Cornflower

Once considered an unwelcome weed, cornflower is now a popular edible summer flower. Herbicides wiped out a good many cornflowers from the Danish landscape, but with the spread of more environmentally friendly methods of farming, wild cornflowers are making a comeback.

  • Where to Find It

    Cornflowers fare well in and around cornfields that aren't sprayed with chemicals, and along roads near farmland. They often mingle with poppies and chamomile, and together create a pretty quilt of green, blue, red, and cream. Cultivated cornflowers come in white, pink, dark red, and purple varieties, but in the wild the blue cornflower is the most common.

  • Grasslands.
  • When to Find It

    Cornflowers blossom between July and September.

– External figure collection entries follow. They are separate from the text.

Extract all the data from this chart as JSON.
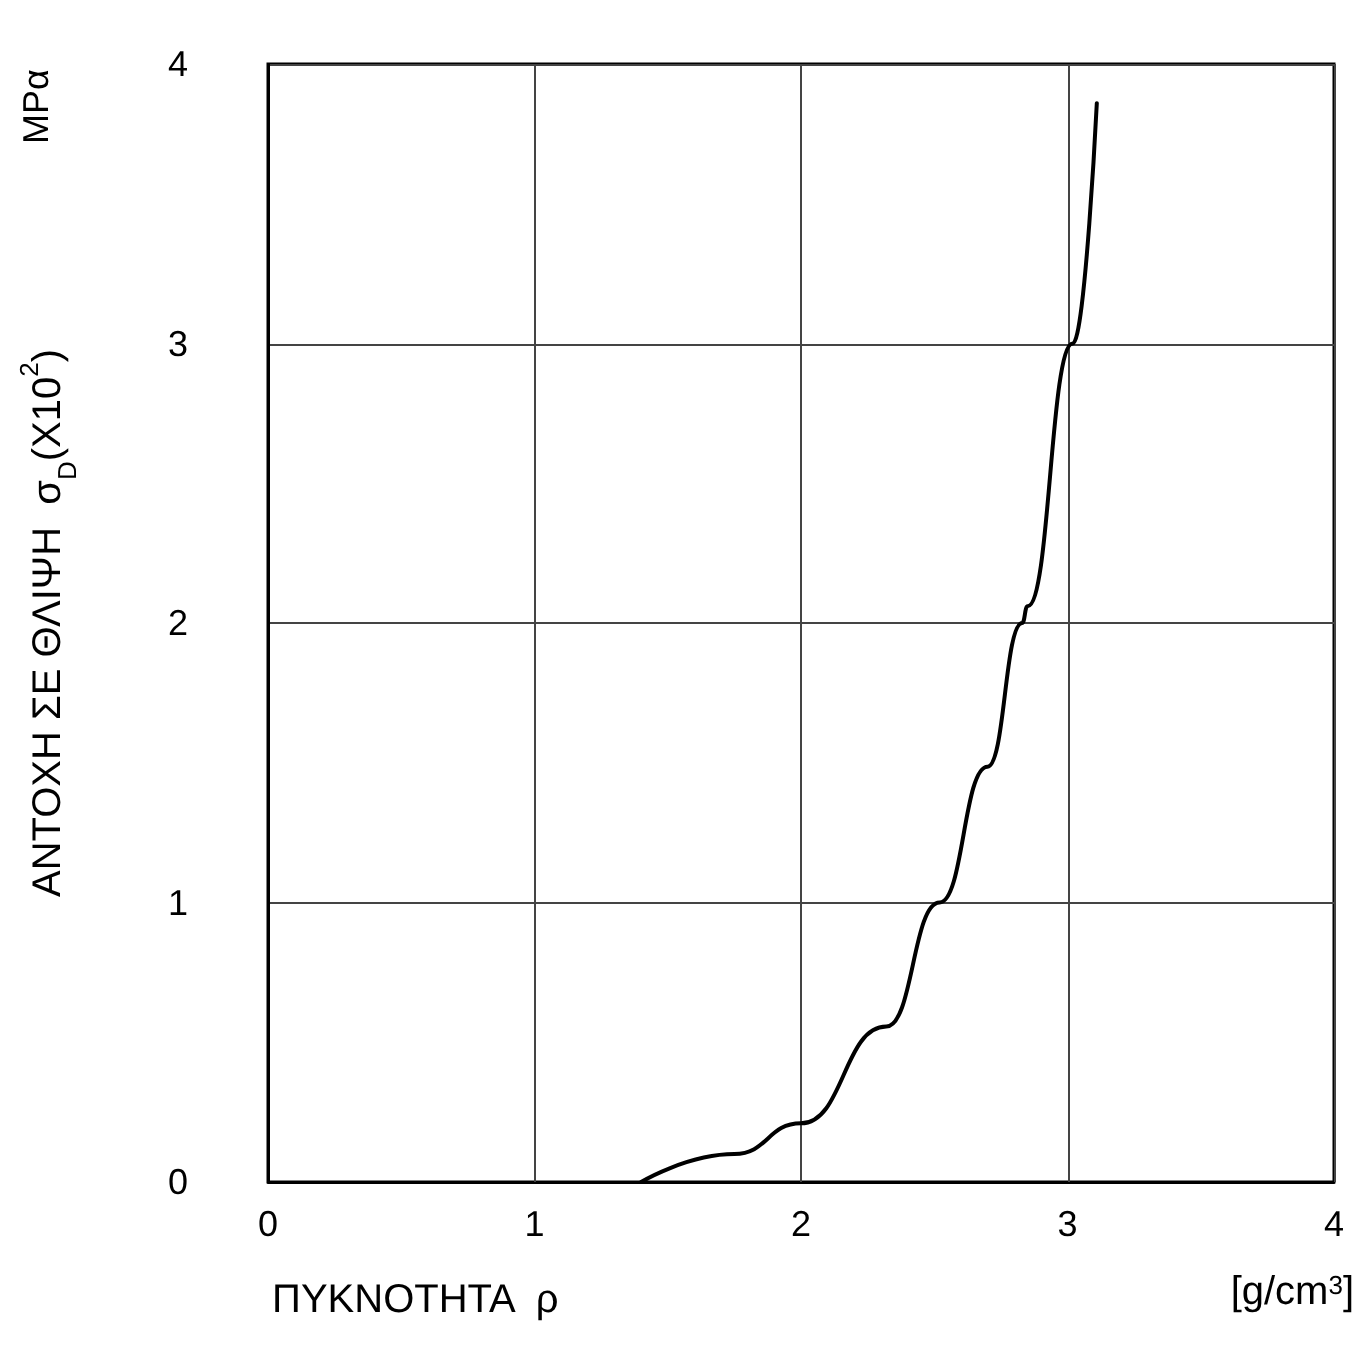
{
  "chart_data": {
    "type": "line",
    "xlabel": "ΠΥΚΝΟΤΗΤΑ  ρ",
    "ylabel": "ΑΝΤΟΧΗ ΣΕ ΘΛΙΨΗ  σ$_{D}$(X10$^{2}$)",
    "annotations": [
      "MPα",
      "[g/cm$^{3}$]"
    ],
    "xlim": [
      0,
      4
    ],
    "xticks": [
      0,
      1,
      2,
      3,
      4
    ],
    "ylim": [
      0,
      4
    ],
    "yticks": [
      0,
      1,
      2,
      3,
      4
    ],
    "grid": true,
    "marker": "none",
    "line_style": "solid",
    "series": [
      {
        "color": "#000000",
        "x": [
          1.4,
          1.75,
          2.0,
          2.32,
          2.52,
          2.7,
          2.83,
          2.85,
          3.02,
          3.11
        ],
        "values": [
          0,
          0.1,
          0.21,
          0.556,
          1,
          1.486,
          2,
          2.06,
          3,
          3.86
        ]
      }
    ]
  }
}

  • Flowers: July, August, September.
  • Description

    The cornflower has a long stem that can grow to be 50-70 cm tall. Covered sparsely in hairs, it branches out as it develops. The plant is grayish-green in color and has small, oblong leaves that, like its stem, are fuzzy. Its blue flowerheads grow in rings that are between one and three cm in diameter. The flowers get darker in color towards their centers, until they appear almost purple. The higher the density of cornflowers in an area, the more flowers bloom on each plant.

  • Gathering

    Carefully snip off the flowers of the plant.

Risk of misidentifying the plant

There is no risk of mistaking the plant for another dangerous or undesirable plant.